The bottom half of the draw offers two matches which wouldn't disappoint you much if they were the actual final. Andy Murray faces Jo-Wilfried Tsonga (42) with the slate tied at two wins apiece. I potted Murray's form coming into this event but he has made a mockery of that, being the only player left not to drop a set in four rounds.
Tsonga scraped past Dolgopolov in R2 (believe me, he won't be the last big name to be troubled by him, the kid is going places) and looked to be floundering a little, but since then has been far more clinical against Kamke and Benneteau. Tsonga has the ability to hit anyone off the court when 'in the zone' but Murray (6.0) is the best returner in the game. Have to lean to Murray, but the gap in odds is far too big.
Nadal's chronic knee injury was in the news on the weekend but didn't appear to bother him against Mathieu on Monday, he played without any strapping at all and moved freely. His outright price has fluctuated as a consequence.
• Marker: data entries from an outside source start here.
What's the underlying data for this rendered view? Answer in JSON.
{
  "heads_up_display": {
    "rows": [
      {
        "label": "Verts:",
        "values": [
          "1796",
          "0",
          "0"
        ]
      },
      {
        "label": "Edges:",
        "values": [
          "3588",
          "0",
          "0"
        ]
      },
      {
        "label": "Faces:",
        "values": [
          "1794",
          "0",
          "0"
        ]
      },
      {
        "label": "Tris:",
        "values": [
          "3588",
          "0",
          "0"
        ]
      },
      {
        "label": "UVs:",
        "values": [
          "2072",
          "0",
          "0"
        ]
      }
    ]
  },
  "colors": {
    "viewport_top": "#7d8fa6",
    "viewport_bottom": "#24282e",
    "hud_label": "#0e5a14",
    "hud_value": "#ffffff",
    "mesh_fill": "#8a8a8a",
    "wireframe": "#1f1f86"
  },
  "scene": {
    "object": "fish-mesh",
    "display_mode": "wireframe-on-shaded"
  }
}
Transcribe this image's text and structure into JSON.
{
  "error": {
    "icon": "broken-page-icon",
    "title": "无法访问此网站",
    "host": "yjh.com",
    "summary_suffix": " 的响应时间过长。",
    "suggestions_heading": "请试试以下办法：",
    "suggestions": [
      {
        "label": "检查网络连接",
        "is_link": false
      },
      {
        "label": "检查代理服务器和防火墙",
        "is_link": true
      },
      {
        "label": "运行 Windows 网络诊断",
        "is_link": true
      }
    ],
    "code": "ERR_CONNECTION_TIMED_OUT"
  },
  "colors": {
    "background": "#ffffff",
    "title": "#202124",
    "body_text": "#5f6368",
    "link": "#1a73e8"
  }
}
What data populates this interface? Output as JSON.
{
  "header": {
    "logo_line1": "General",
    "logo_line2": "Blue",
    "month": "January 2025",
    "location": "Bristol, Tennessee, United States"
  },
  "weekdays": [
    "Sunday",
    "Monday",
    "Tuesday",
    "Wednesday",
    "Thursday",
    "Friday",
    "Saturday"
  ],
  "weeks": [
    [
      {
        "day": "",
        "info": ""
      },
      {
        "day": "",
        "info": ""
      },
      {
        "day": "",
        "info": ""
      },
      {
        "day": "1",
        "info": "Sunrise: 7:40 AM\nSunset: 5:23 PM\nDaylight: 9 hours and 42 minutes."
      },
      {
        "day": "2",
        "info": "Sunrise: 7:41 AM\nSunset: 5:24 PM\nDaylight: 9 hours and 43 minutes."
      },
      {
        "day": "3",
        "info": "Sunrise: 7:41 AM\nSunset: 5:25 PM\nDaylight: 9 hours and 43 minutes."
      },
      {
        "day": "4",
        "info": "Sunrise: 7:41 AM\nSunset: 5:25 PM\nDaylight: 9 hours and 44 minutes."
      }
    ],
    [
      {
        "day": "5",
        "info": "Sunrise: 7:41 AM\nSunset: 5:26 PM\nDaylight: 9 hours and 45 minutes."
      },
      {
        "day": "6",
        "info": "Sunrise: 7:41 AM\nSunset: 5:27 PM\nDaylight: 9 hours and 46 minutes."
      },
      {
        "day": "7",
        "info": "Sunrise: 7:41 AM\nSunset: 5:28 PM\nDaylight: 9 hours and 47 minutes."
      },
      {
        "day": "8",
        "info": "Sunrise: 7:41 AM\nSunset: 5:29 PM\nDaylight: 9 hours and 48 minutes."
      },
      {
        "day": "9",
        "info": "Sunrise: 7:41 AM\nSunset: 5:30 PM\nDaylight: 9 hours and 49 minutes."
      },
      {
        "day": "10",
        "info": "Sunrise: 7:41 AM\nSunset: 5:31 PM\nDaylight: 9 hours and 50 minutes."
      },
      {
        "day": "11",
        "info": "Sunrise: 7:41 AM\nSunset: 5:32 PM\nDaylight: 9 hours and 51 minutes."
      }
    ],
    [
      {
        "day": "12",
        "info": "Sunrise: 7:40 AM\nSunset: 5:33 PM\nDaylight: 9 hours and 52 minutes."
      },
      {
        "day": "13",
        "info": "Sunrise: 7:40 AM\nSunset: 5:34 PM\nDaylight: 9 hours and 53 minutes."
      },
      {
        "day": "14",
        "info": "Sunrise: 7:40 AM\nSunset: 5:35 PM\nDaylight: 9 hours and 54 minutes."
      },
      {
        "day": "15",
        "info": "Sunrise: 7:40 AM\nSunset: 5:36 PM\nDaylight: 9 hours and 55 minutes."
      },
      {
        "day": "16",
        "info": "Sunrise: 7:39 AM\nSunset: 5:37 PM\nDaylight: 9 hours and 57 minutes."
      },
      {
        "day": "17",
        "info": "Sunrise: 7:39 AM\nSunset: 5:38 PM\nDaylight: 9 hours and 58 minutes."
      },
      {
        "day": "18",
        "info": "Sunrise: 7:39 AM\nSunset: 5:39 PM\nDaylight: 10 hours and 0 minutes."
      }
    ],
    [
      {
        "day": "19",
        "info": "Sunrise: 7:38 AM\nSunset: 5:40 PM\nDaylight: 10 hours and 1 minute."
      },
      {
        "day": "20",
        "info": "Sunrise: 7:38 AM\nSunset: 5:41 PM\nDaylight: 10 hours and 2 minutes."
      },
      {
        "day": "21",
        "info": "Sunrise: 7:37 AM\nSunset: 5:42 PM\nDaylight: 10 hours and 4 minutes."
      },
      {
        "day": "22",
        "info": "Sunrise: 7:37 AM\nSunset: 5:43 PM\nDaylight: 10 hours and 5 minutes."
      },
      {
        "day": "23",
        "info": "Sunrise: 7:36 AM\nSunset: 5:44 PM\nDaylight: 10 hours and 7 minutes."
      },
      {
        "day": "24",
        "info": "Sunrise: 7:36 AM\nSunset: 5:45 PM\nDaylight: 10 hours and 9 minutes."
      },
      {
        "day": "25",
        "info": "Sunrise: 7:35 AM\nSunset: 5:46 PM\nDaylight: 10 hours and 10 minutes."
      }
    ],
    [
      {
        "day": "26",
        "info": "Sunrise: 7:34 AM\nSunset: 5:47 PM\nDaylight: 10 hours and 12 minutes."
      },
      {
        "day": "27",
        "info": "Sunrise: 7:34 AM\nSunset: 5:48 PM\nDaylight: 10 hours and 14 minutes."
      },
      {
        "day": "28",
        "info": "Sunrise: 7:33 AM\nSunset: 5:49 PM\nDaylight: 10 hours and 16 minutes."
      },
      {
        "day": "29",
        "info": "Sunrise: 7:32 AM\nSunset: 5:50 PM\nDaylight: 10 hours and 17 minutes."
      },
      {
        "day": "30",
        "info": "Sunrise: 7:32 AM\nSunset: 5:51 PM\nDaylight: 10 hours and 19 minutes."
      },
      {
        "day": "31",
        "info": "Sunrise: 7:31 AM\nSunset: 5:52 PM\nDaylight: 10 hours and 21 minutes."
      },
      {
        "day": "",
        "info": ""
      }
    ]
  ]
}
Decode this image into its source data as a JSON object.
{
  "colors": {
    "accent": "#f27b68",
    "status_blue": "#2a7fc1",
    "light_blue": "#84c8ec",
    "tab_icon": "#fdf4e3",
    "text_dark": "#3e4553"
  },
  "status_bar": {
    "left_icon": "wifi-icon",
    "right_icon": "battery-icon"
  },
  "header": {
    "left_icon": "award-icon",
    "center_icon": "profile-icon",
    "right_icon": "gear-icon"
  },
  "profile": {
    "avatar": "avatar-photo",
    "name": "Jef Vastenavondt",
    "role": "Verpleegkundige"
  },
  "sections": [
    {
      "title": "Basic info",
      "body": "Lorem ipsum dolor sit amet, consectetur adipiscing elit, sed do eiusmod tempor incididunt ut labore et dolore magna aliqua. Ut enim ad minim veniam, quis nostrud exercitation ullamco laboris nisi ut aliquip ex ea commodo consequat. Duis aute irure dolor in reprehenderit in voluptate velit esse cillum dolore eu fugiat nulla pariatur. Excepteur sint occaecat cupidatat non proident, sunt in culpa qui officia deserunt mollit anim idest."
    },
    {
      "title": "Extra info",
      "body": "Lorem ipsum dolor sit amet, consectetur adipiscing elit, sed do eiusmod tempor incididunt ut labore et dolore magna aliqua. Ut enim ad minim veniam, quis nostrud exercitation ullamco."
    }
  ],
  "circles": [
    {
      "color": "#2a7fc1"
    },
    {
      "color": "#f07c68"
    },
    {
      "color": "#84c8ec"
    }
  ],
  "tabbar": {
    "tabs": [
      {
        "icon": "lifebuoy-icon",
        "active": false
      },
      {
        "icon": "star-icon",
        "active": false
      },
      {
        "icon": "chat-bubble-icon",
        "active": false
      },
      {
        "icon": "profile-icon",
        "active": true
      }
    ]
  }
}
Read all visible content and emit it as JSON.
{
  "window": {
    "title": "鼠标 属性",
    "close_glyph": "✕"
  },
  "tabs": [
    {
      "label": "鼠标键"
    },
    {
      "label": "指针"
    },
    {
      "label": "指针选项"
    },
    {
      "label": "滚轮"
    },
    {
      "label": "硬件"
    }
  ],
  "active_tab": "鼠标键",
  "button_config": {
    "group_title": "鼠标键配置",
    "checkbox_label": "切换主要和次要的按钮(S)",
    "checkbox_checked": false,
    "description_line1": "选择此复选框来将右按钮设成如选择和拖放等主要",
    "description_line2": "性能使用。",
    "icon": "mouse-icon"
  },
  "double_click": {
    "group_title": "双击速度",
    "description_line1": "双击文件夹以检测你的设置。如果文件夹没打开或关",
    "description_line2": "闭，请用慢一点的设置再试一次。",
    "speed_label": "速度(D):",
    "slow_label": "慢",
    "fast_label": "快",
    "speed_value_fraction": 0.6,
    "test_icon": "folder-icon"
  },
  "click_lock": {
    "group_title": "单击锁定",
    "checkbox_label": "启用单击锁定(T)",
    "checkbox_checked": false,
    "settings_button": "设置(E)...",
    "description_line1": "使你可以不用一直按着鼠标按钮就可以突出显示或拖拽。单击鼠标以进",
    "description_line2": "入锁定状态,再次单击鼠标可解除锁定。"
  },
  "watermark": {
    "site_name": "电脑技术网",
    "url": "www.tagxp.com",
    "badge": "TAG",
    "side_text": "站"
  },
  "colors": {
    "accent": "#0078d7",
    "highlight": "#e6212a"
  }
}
Robin Soderling (10.5) beat Nadal on clay and hardcourt last year, and back in 2007, lost 7-5 in the fifth to the Spaniard. He struggled against Ferrer in R4, but expect much better against Nadal. The Swede is a definite chance and this will be a great match for trading.
In the outright betting, expect plenty of movement. There are two camps of opinion - that Federer and Nadal will maintain their reign, or that others will spoil the party. I'm a believer in the latter but Monday's displays by the men who have the last seven titles between them creates a few doubts.